But the waitress was already there. He ordered the soup of the day for both of us, and another plate of bread. “And more wine. Just bring the bottle.”
I protested feebly that I needed to get to work. I didn’t, though. I needed to get back to my room, to her.
The Galeria had been an overnight success. The amount of money that she poured into it ensured that it would be, at least at first. That kind of money didn’t normally just appear in contemporary art. It attracted attention in and of itself. The quality of the art did the rest. By the end of the decade our spaces upstairs were overflowing with the artists that Mary Margaret had started calling her kids, even though at that point many of them were close to her age or older.
She took acting and modeling jobs to raise funds. In 1978 we expanded to Europe, buying the Palazzo Callo in Venice and turning it into an Old World version of the Galeria 22. For the rest of her life she shuttled back and forth between the two, growing older and grayer and plumper and somehow more glamorous.
I expected that it was only a matter of time before Kamilah demanded that I come into the office and help her parcel out Mary Margaret’s share of the work. She hadn’t yet, of course, but Bertie didn’t know that.
“If you could go back in time what would you change?” he asked me once the bottle was on the table.
“Kill Hitler,” I deadpanned. He shook his head.
“No, that’s too messy. Too many repercussions, things you can’t even understand. Without Hitler there’s no World War II, no Holocaust, forty million killed in Europe, end of imperialism, yada yada. Without Hitler there’s no me, for example–my mother emigrated from Munich in ’36. No, Hitler is too complicated. Probably on balance killing Hitler is a good thing but the world we have today would be so unthinkable that we would never appreciate the difference. Think smaller.”
“I wouldn’t have answered my phone when you called, then.”
He clapped excitedly. “Yes, good. You could be at the office right now looking at designs and fonts instead of here. Something easy to change. It will have repercussions down the road, but not today. Today is still today, but better.”
“I don’t get what this has to do with Mary Margaret,” I said to him. Now it was his turn to sigh.
“You don’t get it? This is my work, my life’s work. And I’ve solved it.”
“What, time travel?” He smiled again, a catlike grin that unsettled me. “What are you going to do, bring her back to life?”

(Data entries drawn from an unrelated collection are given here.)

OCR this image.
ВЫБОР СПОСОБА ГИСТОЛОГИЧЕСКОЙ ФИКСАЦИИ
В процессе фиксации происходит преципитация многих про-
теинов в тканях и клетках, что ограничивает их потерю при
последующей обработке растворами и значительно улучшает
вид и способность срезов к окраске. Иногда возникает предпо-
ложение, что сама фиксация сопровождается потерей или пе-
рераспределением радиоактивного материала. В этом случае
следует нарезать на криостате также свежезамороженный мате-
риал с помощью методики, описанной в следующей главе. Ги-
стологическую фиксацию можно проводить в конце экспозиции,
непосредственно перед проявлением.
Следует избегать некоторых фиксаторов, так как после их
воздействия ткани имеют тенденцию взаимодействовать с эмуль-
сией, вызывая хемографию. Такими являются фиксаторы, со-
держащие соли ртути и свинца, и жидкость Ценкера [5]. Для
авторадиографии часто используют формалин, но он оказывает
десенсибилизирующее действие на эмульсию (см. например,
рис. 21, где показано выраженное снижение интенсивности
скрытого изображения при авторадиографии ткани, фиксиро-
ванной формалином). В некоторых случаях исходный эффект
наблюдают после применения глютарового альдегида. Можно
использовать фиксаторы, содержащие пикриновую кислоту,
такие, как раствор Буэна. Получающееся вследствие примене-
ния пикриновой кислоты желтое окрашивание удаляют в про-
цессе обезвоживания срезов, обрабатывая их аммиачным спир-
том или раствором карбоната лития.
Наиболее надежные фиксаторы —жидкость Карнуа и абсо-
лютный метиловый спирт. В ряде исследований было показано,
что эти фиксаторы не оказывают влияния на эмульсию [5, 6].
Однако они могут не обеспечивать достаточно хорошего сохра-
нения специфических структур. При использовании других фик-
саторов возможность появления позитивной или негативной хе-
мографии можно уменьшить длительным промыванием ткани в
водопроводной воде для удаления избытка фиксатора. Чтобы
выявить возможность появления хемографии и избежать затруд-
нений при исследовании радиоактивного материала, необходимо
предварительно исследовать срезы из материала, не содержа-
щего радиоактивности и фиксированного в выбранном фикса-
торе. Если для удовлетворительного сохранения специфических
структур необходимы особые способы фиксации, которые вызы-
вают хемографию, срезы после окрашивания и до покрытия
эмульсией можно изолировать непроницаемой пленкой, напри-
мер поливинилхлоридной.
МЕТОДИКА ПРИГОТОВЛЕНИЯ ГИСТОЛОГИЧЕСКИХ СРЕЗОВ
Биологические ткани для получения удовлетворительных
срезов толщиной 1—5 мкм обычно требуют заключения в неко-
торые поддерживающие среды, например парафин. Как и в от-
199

“Andreas, be serious. What good would that do? She’d just die again. Look at you and me, how much longer do we have? Forget that.”
“So what, then?”
“What would you change?” He asked it emphatically, enunciating each syllable separately. I didn’t like where this conversation was going. What would I change? Lots of things. Any of the myriad things that I’d let get between me and her. The foolishness that convinced me that being around her was enough, that we didn’t need to be romantically together, that our relationship was somehow better by being cerebral. Anything that would let me hold her now.
“What would you change, Bertie?”
He narrowed his eyes and whispered. “Little things. A little bit at a time. I’d leave myself notes, try out the changes. Go back and tinker some more. I know how it all ends, so I could make the journey better for all of us, you know?”

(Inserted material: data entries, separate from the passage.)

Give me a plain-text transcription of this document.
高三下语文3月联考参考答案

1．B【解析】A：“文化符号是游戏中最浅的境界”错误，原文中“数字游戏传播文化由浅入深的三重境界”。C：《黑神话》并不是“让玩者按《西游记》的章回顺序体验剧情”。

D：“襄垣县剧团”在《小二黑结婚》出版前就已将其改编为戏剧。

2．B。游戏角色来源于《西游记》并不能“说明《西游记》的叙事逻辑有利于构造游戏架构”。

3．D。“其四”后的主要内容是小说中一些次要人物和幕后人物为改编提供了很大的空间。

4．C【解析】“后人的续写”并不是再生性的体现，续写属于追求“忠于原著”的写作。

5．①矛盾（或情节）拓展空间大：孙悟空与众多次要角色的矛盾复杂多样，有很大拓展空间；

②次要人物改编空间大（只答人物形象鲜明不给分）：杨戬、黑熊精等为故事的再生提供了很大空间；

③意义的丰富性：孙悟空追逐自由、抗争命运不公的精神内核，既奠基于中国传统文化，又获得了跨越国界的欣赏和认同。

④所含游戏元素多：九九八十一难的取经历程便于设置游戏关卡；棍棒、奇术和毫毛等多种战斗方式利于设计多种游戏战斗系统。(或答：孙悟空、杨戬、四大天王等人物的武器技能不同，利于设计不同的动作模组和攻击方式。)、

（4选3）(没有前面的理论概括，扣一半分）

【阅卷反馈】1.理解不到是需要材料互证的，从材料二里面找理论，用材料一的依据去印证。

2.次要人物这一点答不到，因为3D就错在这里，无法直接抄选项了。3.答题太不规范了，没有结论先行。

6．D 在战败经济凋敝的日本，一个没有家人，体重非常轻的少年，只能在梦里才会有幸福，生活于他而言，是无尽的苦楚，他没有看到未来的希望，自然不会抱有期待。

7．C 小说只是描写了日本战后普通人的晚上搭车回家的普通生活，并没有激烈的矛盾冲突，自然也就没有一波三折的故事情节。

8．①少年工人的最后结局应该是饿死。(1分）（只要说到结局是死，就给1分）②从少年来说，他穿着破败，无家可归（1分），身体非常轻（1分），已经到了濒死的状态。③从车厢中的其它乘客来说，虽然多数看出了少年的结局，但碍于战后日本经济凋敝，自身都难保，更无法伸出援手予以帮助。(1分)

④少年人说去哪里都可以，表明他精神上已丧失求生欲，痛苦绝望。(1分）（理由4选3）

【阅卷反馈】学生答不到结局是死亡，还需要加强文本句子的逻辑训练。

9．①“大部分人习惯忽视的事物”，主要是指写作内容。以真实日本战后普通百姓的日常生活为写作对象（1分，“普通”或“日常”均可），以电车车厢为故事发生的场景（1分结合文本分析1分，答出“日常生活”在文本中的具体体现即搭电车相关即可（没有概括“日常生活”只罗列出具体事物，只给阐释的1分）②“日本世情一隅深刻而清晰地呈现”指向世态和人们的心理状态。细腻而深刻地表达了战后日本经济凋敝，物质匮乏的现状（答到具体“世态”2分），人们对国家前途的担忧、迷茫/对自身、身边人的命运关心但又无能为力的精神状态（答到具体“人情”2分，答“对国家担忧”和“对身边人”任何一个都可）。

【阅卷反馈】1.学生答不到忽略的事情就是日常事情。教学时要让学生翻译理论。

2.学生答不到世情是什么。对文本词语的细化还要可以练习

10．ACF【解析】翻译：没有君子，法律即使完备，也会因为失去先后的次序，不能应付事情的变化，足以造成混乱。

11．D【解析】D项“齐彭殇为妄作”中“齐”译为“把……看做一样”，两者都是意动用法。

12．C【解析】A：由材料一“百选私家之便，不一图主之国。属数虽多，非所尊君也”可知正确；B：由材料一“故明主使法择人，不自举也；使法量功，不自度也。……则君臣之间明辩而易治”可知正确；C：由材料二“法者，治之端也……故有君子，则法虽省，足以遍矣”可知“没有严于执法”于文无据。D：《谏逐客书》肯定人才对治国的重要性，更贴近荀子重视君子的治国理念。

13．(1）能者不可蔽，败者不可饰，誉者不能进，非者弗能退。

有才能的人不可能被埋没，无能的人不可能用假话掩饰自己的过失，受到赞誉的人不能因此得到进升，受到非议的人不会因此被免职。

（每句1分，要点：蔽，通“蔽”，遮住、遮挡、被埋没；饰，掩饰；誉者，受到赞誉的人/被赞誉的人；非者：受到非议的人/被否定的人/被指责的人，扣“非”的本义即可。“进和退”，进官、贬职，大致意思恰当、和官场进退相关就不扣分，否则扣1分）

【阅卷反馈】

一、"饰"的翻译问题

He was so serious. This was even crazier than my room of obsessions. I resolved that once I got out of here I would go to Kamilah and tell her to clean my room for me, put all the pictures back where they belonged, before I ended up like Bertie.
In the meantime, though, I needed to be careful. Crazy people can be dangerous.
“You’re saying you can do this?” He smiled. “Why are you telling me?”
“You’re my only friend, Andreas. You should know.”
“Time travel,” I mused as I poured another glass. “How? Do you have a device? A time machine?”
“That has to be my secret, you understand.”
“Is it dangerous? Should I worry about you exploding into antimatter? Or destroying this world somehow?”
“No, no,” he laughed. “Don’t be absurd.”
A glint formed in his eye. “Have you tried it?” I asked. His smarmy smile told me his answer.
“Let me ask you this. Do you remember when this place closed down?”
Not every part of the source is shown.